B1. Prioriteit 1. Preventie

In het beleidskader geeft de provincie aan dat preventie een prioriteit blijft. De goede samenwerking met de gemeenten in het Provinciaal Bestuurlijk Overleg Jeugdzorg (PBOJ) biedt een basis om de aansluiting tussen gemeentelijk jeugdbeleid en de provinciale jeugdzorg goed vorm te geven.

Daarmee wilde provincie het volgende bereiken:

 Jongeren krijgen bij problemen vroegtijdig hulp

 Voorkomen dat problemen ernstiger worden en geïndiceerde jeugdzorg nodig hebben

Goede en toereikend preventief (lokaal) jeugdbeleid is mede afhankelijk van toereikende jeugdzorg en andersom. Om de cliëntstromen in het jeugd(zorg)netwerk soepel te laten lopen is

netwerksamenwerking tussen jeugdzorgaanbieders en lokale organisaties essentieel.

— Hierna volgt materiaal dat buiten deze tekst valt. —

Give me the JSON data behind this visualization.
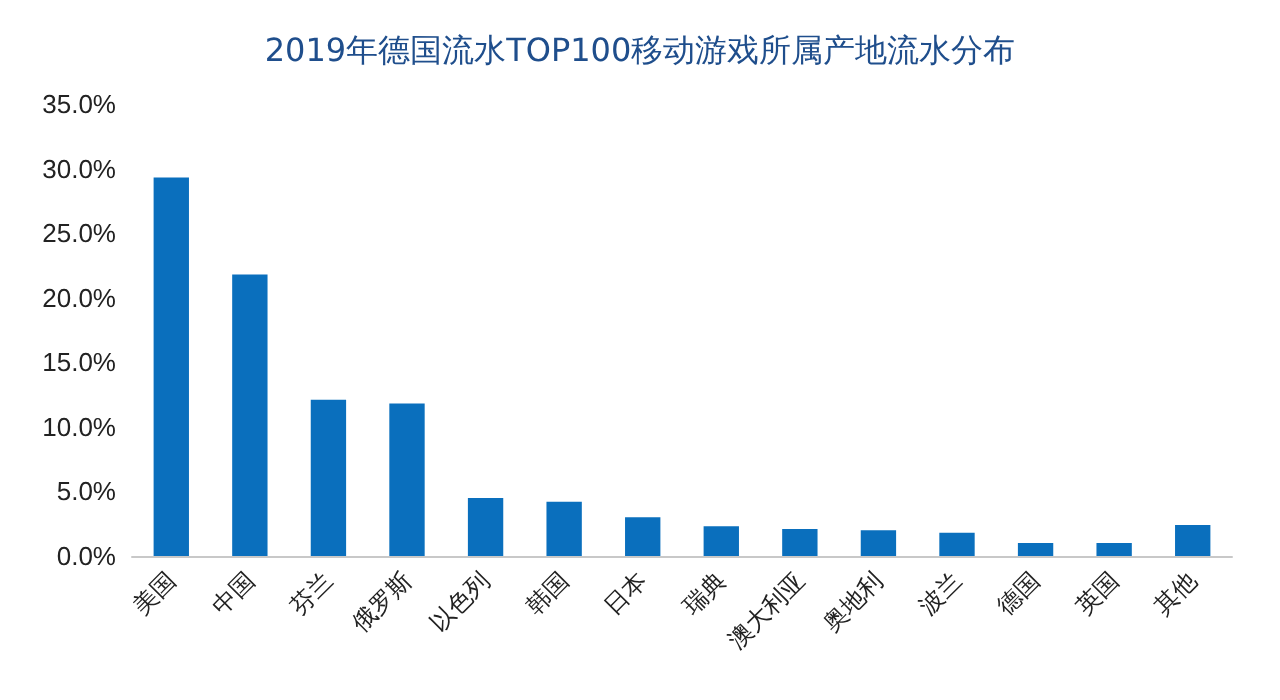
{
  "chart_data": {
    "type": "bar",
    "title": "2019年德国流水TOP100移动游戏所属产地流水分布",
    "categories": [
      "美国",
      "中国",
      "芬兰",
      "俄罗斯",
      "以色列",
      "韩国",
      "日本",
      "瑞典",
      "澳大利亚",
      "奥地利",
      "波兰",
      "德国",
      "英国",
      "其他"
    ],
    "values": [
      29.3,
      21.8,
      12.1,
      11.8,
      4.5,
      4.2,
      3.0,
      2.3,
      2.1,
      2.0,
      1.8,
      1.0,
      1.0,
      2.4
    ],
    "color": "#0a6fbd",
    "ylim": [
      0,
      35
    ],
    "yticks": [
      {
        "value": 0,
        "label": "0.0%"
      },
      {
        "value": 5,
        "label": "5.0%"
      },
      {
        "value": 10,
        "label": "10.0%"
      },
      {
        "value": 15,
        "label": "15.0%"
      },
      {
        "value": 20,
        "label": "20.0%"
      },
      {
        "value": 25,
        "label": "25.0%"
      },
      {
        "value": 30,
        "label": "30.0%"
      },
      {
        "value": 35,
        "label": "35.0%"
      }
    ],
    "grid": false
  }
}
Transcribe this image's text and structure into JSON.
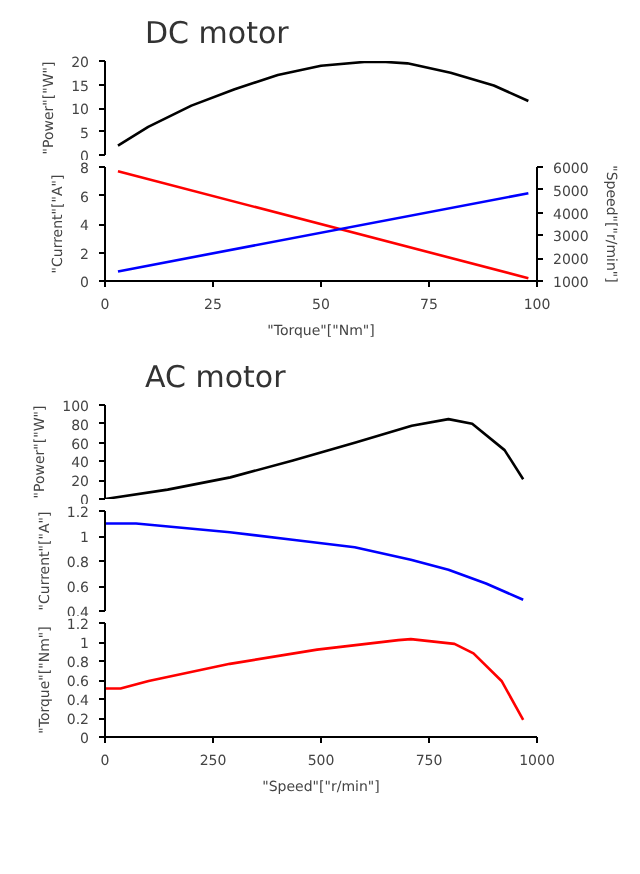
{
  "chart_data": [
    {
      "type": "line",
      "title": "DC motor",
      "ylabel": "\"Power\"[\"W\"]",
      "xlim": [
        0,
        100
      ],
      "xticks": [
        0,
        25,
        50,
        75,
        100
      ],
      "ylim": [
        0,
        20
      ],
      "yticks": [
        0,
        5,
        10,
        15,
        20
      ],
      "tick_labels": "y",
      "grid": false,
      "series": [
        {
          "color": "#000000",
          "x": [
            3,
            10,
            20,
            30,
            40,
            50,
            60,
            65,
            70,
            80,
            90,
            98
          ],
          "values": [
            2,
            6,
            10.5,
            14,
            17,
            19,
            19.8,
            19.8,
            19.5,
            17.5,
            14.8,
            11.5
          ]
        }
      ]
    },
    {
      "type": "line",
      "xlabel": "\"Torque\"[\"Nm\"]",
      "ylabel": "\"Current\"[\"A\"]",
      "y2label": "\"Speed\"[\"r/min\"]",
      "xlim": [
        0,
        100
      ],
      "xticks": [
        0,
        25,
        50,
        75,
        100
      ],
      "ylim": [
        0,
        8
      ],
      "yticks": [
        0,
        2,
        4,
        6,
        8
      ],
      "y2lim": [
        1000,
        6000
      ],
      "y2ticks": [
        1000,
        2000,
        3000,
        4000,
        5000,
        6000
      ],
      "grid": false,
      "series": [
        {
          "color": "#ff0000",
          "x": [
            3,
            98
          ],
          "values": [
            7.7,
            0.2
          ]
        },
        {
          "color": "#0000ff",
          "axis": "y2",
          "x": [
            3,
            98
          ],
          "values": [
            1420,
            4850
          ]
        }
      ]
    },
    {
      "type": "line",
      "title": "AC motor",
      "ylabel": "\"Power\"[\"W\"]",
      "xlim": [
        0,
        1000
      ],
      "xticks": [
        0,
        250,
        500,
        750,
        1000
      ],
      "ylim": [
        0,
        100
      ],
      "yticks": [
        0,
        20,
        40,
        60,
        80,
        100
      ],
      "tick_labels": "y",
      "grid": false,
      "series": [
        {
          "color": "#000000",
          "x": [
            0,
            145,
            290,
            435,
            580,
            710,
            795,
            850,
            925,
            968
          ],
          "values": [
            0,
            10,
            23,
            41,
            60,
            78,
            85,
            80,
            52,
            21
          ]
        }
      ]
    },
    {
      "type": "line",
      "ylabel": "\"Current\"[\"A\"]",
      "xlim": [
        0,
        1000
      ],
      "xticks": [
        0,
        250,
        500,
        750,
        1000
      ],
      "ylim": [
        0.4,
        1.2
      ],
      "yticks": [
        {
          "value": 0.4,
          "label": "0.4"
        },
        {
          "value": 0.6,
          "label": "0.6"
        },
        {
          "value": 0.8,
          "label": "0.8"
        },
        1,
        {
          "value": 1.2,
          "label": "1.2"
        }
      ],
      "tick_labels": "y",
      "grid": false,
      "series": [
        {
          "color": "#0000ff",
          "x": [
            0,
            72,
            289,
            434,
            578,
            708,
            795,
            882,
            968
          ],
          "values": [
            1.1,
            1.1,
            1.03,
            0.97,
            0.91,
            0.81,
            0.73,
            0.62,
            0.49
          ]
        }
      ]
    },
    {
      "type": "line",
      "xlabel": "\"Speed\"[\"r/min\"]",
      "ylabel": "\"Torque\"[\"Nm\"]",
      "xlim": [
        0,
        1000
      ],
      "xticks": [
        0,
        250,
        500,
        750,
        1000
      ],
      "ylim": [
        0,
        1.2
      ],
      "yticks": [
        0,
        {
          "value": 0.2,
          "label": "0.2"
        },
        {
          "value": 0.4,
          "label": "0.4"
        },
        {
          "value": 0.6,
          "label": "0.6"
        },
        {
          "value": 0.8,
          "label": "0.8"
        },
        1,
        {
          "value": 1.2,
          "label": "1.2"
        }
      ],
      "grid": false,
      "series": [
        {
          "color": "#ff0000",
          "x": [
            0,
            36,
            101,
            289,
            491,
            679,
            708,
            809,
            853,
            918,
            968
          ],
          "values": [
            0.51,
            0.51,
            0.59,
            0.77,
            0.92,
            1.02,
            1.03,
            0.98,
            0.88,
            0.59,
            0.18
          ]
        }
      ]
    }
  ]
}
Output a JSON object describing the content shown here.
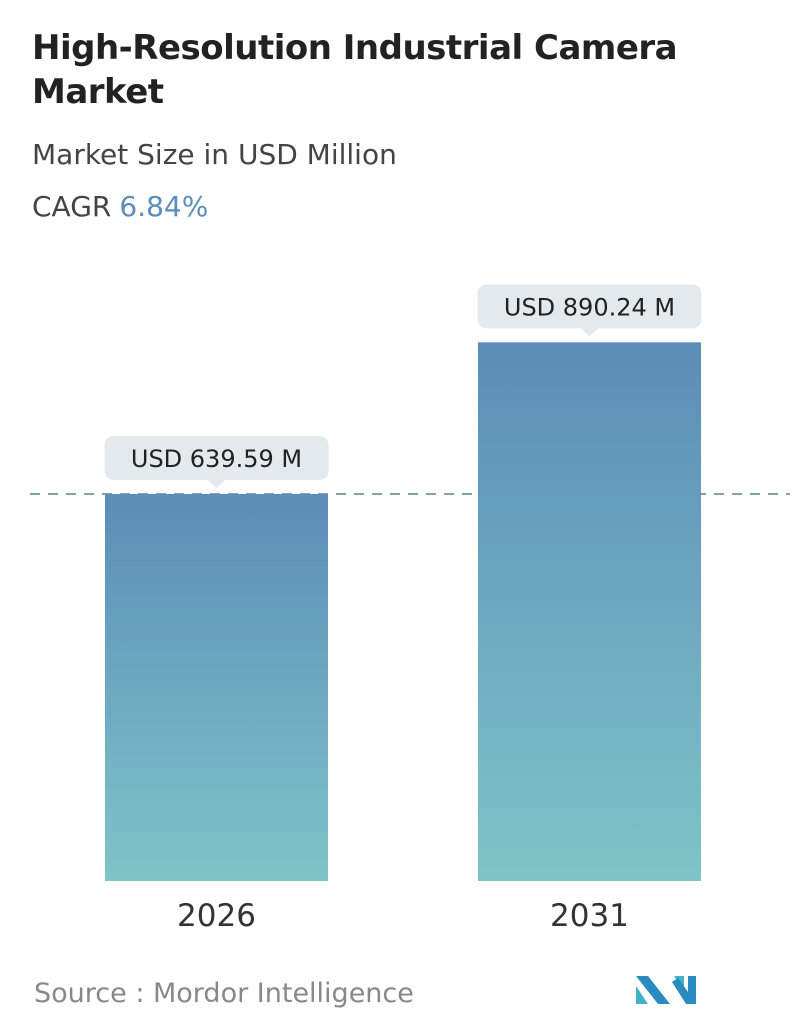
{
  "title": "High-Resolution Industrial Camera Market",
  "subtitle": "Market Size in USD Million",
  "cagr_label": "CAGR",
  "cagr_value": "6.84%",
  "source": "Source :  Mordor Intelligence",
  "logo_text": "Mordor Intelligence",
  "colors": {
    "bar_top": "#5b8db8",
    "bar_bottom": "#7fc4c8",
    "cagr": "#5b8db8",
    "label_bg": "#e3e9ec"
  },
  "chart_data": {
    "type": "bar",
    "categories": [
      "2026",
      "2031"
    ],
    "values": [
      639.59,
      890.24
    ],
    "data_labels": [
      "USD 639.59 M",
      "USD 890.24 M"
    ],
    "reference_line": 639.59,
    "title": "High-Resolution Industrial Camera Market",
    "xlabel": "",
    "ylabel": "",
    "grid": false
  }
}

Op grond van de geformuleerde doelen binnen de prioriteit ‘preventie onderscheiden we drie thema’s:

 Aansluiting lokaal en provinciaaljeugdbeleid

 Versterking lokaal jeugdbeleid

 Bemoeizorg

Aansluiting lokaal en provinciaal jeugdbeleid

De provincies en stadsregio’s zijn op grond van de wet op de jeugdzorg direct verantwoordelijk voor het in stand houden van een effectieve en efficiënte (toegang tot de) geïndiceerde jeugdzorg. Zij financieren de bureaus jeugdzorg en de provinciale aanbieders van geïndiceerde jeugdzorg.

Daarnaast dragen zij verantwoordelijkheid voor een goede aansluiting van de provinciale jeugdzorg op onder meer het lokaal preventieve jeugdbeleid van gemeenten.

De provincie Noord-Holland wil samen met de gemeenten actief invulling geven aan de aansluiting jeugdzorg-jeugdbeleid. In het beleidskader 2009 – 2012 staat de ambitie benoemd dat er in 2012 een goed werkende schakeling is tussen het preventief jeugdbeleid en BJZ, waardoor onnodige stappen worden voorkomen en indien noodzakelijk een kind en zijn/haar ouders snel worden doorgeleid naar geïndiceerde zorg. In de fasering naar 2012 heeft de provincie de volgende deelresultaten benoemd:

 Er zal een gefaseerd werkplan worden gemaakt. Het gaat om afspraken en afstemming over de schakel CJG/BJZ/ZAT.

 De visie, uitgangspunten voor de schakelfunctie en de invulling daarvan zijn uitgewerkt. Basis hiervoor zijn de kerntaken van BJZ en de kerntaken van de gemeenten.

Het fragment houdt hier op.